Re: [squid-users] Squid 3.1.0.12 allowing MSN Messenger - 502 from Amos Jeffries on 2009-08-04 (squid-users)

From: Amos Jeffries <squid3_at_treenet.co.nz>
Date: Wed, 05 Aug 2009 00:51:59 +1200

Daniel wrote:
> Ok, I was able to get it working this morning. Perhaps someone can update the ConfigExample for Chat to include Windows Live Messenger?? Would someone please explain why what I did worked?
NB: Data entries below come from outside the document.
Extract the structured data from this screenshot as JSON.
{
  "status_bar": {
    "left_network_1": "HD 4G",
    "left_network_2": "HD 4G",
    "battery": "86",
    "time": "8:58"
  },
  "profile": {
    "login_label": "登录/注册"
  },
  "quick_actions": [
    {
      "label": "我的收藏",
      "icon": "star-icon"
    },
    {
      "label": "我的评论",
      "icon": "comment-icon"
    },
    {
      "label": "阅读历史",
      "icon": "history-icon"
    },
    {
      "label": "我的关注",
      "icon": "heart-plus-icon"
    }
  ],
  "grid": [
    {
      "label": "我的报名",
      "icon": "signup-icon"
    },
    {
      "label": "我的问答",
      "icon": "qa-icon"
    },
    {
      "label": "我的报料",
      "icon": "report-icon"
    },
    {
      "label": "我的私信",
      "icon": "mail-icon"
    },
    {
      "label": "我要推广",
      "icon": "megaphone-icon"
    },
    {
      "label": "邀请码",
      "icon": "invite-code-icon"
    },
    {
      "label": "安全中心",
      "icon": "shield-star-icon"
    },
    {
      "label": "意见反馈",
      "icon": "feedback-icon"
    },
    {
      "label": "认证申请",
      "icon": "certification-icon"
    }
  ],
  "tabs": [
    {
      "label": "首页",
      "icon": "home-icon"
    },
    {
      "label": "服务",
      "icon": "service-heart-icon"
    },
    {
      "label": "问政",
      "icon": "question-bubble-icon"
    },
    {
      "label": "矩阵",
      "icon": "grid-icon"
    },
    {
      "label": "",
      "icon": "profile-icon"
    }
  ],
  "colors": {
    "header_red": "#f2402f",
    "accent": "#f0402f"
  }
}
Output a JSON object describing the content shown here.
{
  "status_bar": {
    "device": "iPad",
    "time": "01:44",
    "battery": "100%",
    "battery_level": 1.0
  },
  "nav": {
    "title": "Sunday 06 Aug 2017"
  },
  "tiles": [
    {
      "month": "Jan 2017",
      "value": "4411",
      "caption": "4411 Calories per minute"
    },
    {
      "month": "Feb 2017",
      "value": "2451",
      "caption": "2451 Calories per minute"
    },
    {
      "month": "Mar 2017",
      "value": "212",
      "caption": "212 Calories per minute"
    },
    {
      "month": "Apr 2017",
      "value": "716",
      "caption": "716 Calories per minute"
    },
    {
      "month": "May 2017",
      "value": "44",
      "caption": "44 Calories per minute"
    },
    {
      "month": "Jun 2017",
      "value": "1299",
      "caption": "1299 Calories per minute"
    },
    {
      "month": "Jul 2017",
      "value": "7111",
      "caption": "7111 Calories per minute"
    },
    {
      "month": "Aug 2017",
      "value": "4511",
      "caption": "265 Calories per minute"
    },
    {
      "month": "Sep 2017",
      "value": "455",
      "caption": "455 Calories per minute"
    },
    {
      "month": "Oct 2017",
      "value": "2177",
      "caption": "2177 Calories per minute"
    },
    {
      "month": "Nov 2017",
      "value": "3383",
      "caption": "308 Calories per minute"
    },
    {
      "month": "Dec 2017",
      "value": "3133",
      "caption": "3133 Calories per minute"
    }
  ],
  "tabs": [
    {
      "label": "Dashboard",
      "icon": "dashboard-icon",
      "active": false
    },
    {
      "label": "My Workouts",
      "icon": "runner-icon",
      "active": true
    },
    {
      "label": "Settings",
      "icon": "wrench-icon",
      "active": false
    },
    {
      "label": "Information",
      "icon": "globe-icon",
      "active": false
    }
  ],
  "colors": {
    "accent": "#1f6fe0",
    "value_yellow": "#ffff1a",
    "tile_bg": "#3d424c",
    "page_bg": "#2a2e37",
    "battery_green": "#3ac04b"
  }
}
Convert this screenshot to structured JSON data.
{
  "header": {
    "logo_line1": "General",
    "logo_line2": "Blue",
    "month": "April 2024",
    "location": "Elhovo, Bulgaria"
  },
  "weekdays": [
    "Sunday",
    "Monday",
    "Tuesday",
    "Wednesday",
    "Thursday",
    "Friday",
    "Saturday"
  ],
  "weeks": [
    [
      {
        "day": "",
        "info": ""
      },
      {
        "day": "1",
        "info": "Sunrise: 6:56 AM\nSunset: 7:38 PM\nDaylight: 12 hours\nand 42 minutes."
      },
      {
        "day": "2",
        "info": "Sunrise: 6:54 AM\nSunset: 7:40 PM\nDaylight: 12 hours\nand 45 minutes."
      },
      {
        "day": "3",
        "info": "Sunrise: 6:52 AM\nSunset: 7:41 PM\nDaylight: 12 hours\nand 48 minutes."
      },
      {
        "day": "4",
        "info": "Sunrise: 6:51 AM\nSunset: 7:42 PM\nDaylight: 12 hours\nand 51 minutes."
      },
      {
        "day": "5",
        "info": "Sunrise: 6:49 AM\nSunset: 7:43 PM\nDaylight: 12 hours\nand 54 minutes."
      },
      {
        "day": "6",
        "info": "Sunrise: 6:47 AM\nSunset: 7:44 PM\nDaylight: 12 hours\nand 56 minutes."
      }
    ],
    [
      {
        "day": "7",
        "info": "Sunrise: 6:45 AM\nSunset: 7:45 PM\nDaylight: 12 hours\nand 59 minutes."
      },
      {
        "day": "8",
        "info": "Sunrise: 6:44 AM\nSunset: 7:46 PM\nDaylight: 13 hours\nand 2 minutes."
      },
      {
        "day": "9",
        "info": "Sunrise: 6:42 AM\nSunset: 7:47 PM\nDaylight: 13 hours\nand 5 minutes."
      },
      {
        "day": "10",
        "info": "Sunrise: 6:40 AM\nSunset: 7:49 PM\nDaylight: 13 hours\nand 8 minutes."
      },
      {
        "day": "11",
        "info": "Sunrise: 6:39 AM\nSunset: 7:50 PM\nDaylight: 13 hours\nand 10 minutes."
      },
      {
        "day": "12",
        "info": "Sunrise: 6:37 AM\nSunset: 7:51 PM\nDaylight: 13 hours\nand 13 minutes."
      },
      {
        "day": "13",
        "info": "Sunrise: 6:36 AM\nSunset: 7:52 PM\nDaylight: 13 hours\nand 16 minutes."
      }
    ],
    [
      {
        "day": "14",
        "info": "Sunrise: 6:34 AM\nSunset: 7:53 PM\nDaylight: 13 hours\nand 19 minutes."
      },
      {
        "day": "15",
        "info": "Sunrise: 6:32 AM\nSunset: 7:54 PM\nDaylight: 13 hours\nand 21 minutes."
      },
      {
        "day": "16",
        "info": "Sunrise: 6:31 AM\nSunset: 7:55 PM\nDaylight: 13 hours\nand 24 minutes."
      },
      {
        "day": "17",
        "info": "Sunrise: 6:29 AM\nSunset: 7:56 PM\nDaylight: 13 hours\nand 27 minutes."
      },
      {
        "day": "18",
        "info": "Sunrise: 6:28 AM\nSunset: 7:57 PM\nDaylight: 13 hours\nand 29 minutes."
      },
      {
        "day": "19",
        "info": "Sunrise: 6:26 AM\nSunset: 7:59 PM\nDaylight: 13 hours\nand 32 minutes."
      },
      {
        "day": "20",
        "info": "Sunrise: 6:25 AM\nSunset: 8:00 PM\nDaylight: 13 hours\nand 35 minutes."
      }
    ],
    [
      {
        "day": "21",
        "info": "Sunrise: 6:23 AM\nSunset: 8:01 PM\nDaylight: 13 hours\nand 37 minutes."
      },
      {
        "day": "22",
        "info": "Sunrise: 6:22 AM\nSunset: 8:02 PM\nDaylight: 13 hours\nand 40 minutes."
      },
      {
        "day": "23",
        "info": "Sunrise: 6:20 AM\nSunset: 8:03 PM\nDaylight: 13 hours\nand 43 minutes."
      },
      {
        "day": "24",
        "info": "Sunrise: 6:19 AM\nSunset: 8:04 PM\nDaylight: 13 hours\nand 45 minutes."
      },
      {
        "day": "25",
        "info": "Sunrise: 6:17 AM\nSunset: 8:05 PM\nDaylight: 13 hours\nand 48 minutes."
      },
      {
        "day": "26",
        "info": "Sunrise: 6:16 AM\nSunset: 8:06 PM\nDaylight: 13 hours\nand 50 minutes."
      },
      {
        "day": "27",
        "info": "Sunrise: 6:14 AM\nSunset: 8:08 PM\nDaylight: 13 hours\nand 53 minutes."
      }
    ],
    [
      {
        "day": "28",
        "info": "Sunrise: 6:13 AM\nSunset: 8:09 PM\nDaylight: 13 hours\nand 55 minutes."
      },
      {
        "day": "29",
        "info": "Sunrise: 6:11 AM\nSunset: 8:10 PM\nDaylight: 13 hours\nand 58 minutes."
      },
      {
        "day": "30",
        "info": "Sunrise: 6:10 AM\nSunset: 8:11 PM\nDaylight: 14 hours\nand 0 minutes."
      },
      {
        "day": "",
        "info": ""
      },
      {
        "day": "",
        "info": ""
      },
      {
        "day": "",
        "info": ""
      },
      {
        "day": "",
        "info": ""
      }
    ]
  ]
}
To be honest I just decided to give it a shot and since I do not understand the ACL's yet I am confused.
>
> All I did was add the following ACL:
> acl msn1 req_mime_type application/x-msn-messenger
>
> So I have two ACL's in regard to the mime type (and I question if I need the first one):
> acl msn1 req_mime_type ^application/x-msn-messenger$
> acl msn1 req_mime_type application/x-msn-messenger'
>
> Any ideas of why this worked / what I was doing wrong??

Probably nothing wrong. Thank you for finding this.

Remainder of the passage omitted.